Vergílio Ferreira: Em Nome da Terra


A obra de Vergílio Ferreira está a ser reeditada pela Quetzal. Surgiu agora Em Nome da Terra, essa magnífica e pungente narrativa de um profundo amor. É impossível não ler. É um livro que dói, mas é assim, a moer a alma com dor, que o homem conhece, enfim, o outro homem, todos os outros homens que são o humano, se sente pó na Humanidade, na sua pequenez exterior, alçado porém ao divino pela sua sobredimensão íntima.

João Vieira - descobri-lhe o nome na página 138 da edição em que o li, ainda a da Bertrand - juiz, está internado num lar, um «lar de repouso», na casa em que «apodreço devagar e em que os filhos me meteram». Vive aí a miséria da sua degradação física, a deterioração da inteligência, a indignidade da perda da sua condição, uma perna amputada. Quantas histórias de pais, avós, tios nos perseguem a má consciência, relendo-as aqui nestas folhas escritas com lágrimas. Quanta possibilidade de arrependimento, antes que a vida torne impossível o arrependimento em vida.

Resto de pessoa, a um passo de se indiferenciar com tudo o que apenas subsiste, ama com a totalidade de si, recorda quanto amou, e todo o livro é uma das mais belas cartas de amor que se pode escrever quando o amor está já na terra da impossibilidade, perdidas todas as esperanças, sobejando só o mundo que poderia ter sido.

O seu dia são «velhos e velhos, imundície, dejectos do homem, restos atirados para fora do alcance de serem gente. Tortos, taralhoucos, um cheiro insuportável excrementício, amontoavam-se uns nos outros a ouvir». Todos os que «têm a mania de estar vivos com as suas coisas à volta a dizerem-lhes que sim», todos «mais ferrados à vida do que as moscas às mulas». «Velhos irremediáveis», velhos de «boca rota», «remoendo-a, salivosa», teimosamente indiferentes, que «não rebentam de vez».

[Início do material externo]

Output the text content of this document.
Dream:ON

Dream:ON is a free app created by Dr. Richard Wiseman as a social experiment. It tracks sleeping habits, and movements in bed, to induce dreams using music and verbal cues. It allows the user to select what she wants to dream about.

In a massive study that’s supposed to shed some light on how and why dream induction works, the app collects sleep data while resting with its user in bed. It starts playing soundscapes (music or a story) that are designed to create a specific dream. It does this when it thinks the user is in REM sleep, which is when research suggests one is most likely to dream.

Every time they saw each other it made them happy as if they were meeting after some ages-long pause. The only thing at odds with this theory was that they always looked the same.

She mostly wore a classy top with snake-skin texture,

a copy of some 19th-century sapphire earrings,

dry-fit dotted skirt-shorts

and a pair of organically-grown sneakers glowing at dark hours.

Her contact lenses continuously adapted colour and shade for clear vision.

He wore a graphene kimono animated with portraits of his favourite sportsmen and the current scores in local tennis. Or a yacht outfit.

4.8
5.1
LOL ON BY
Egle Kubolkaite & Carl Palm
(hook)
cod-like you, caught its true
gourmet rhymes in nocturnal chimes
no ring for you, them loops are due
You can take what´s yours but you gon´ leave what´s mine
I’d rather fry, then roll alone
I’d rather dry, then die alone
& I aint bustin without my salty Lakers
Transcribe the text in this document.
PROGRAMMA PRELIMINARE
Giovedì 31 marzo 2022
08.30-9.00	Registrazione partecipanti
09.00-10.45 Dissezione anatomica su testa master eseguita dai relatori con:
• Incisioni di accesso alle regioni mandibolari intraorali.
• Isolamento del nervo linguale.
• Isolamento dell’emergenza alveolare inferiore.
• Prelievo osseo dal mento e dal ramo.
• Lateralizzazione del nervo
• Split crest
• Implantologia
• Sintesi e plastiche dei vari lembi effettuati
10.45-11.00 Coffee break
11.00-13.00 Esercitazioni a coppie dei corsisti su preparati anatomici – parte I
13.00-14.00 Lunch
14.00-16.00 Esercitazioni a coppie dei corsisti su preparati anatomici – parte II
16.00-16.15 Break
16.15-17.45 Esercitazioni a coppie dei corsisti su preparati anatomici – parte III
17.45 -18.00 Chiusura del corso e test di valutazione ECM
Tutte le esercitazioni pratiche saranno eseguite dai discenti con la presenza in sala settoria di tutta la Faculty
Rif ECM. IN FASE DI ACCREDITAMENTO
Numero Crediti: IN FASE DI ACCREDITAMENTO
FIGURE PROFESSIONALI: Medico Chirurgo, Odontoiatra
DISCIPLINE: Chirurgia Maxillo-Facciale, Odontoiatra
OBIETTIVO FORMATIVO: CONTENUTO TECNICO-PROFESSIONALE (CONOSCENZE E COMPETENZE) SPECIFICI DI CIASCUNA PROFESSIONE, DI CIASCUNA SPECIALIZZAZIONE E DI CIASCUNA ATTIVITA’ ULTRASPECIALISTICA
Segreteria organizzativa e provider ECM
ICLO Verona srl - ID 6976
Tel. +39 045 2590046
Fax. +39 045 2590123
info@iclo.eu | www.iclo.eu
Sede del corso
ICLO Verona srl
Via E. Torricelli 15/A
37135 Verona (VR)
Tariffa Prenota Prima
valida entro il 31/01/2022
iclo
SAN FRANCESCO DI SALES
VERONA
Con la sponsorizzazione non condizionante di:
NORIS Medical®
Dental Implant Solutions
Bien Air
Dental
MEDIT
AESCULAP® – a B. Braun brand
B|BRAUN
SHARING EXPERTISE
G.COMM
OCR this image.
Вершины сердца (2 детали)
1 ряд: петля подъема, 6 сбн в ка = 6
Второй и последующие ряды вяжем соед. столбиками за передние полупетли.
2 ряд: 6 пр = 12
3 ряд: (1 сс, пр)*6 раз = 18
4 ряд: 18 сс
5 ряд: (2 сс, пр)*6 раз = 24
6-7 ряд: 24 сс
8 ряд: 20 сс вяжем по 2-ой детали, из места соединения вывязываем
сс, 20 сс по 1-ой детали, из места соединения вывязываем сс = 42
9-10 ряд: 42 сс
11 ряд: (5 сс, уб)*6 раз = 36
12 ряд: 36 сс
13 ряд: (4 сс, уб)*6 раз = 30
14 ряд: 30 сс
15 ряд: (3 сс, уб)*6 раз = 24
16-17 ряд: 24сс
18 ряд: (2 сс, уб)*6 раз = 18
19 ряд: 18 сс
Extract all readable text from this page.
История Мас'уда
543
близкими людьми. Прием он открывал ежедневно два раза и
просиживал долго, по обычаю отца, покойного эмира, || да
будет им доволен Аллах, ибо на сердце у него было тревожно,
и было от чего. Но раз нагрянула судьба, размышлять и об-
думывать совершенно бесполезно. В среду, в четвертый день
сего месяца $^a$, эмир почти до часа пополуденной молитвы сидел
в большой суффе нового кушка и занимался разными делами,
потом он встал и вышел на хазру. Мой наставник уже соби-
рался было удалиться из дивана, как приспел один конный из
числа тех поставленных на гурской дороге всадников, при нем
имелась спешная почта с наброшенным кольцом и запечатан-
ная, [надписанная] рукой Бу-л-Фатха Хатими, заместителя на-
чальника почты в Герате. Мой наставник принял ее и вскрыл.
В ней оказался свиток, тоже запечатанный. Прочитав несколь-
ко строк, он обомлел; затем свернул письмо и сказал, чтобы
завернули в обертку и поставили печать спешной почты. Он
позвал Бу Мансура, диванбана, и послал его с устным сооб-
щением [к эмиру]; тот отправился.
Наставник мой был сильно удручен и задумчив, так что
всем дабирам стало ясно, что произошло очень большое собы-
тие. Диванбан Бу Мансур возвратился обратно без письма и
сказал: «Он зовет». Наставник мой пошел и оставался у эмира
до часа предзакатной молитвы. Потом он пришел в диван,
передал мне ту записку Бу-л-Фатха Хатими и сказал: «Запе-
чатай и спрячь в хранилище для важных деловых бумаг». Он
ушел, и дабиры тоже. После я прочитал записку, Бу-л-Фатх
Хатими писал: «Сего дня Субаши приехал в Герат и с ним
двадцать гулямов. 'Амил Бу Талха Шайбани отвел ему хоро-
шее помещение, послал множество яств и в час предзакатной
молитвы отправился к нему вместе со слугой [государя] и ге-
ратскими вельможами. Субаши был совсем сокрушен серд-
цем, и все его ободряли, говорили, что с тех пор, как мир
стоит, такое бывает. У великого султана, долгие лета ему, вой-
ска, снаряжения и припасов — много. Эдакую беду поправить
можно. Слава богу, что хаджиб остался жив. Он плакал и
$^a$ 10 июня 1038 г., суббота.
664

Há neste livro uma sordidez indesmentível feita de verdade. Há nesta prosa um ódio profundo oriundo do rancor ante a certeza da imperfeição, um desespero que arranca das entranhas do ser e que grita pela existência, pela plenitude, pelo belo, pelo céu.

E eis então o instante para o qual converge toda a escrita, do qual o livro é uma longa preparação, tímida, feita da vergonha de um amar serôdio, fora do limite em que a idade já o ridiculariza, tornando-o uma perversão obscena, os ossos gargalhando, o mundo atónito.

«Sei apenas que me veio uma vontade imensa de te amar. De te amar no impossível, que é onde vale a pena todo o possível. De te amar onde nada seja real. No absoluto. Onde não há miséria e degradação e abandono e maus cheiros. Nem podridão e desespero humano. Nem loucura. Nem morte». Mónica!

Vergílio Ferreira estava em riscos de ser esquecido porque os seus livros se esgotavam, porque a Aparição se tinha tornado texto odioso, porque obrigatório no secundário. Ei-lo de volta até nós. É um homem triste, uma escrita que atinge o que há de desolação nas nossas vidas. Mas é uma escrita de sagração da Primavera dos graves sentimentos e de todos eles a iniciação no sacramento indissolúvel do Amor: «Eu te baptizo em nome da Terra, dos astros e da perfeição». Um livro extraordinário.

3 comentários:

Liliana disse...

Neste blog deixou de se poder comentar anonimamente, embora pertimos o uso de nick name.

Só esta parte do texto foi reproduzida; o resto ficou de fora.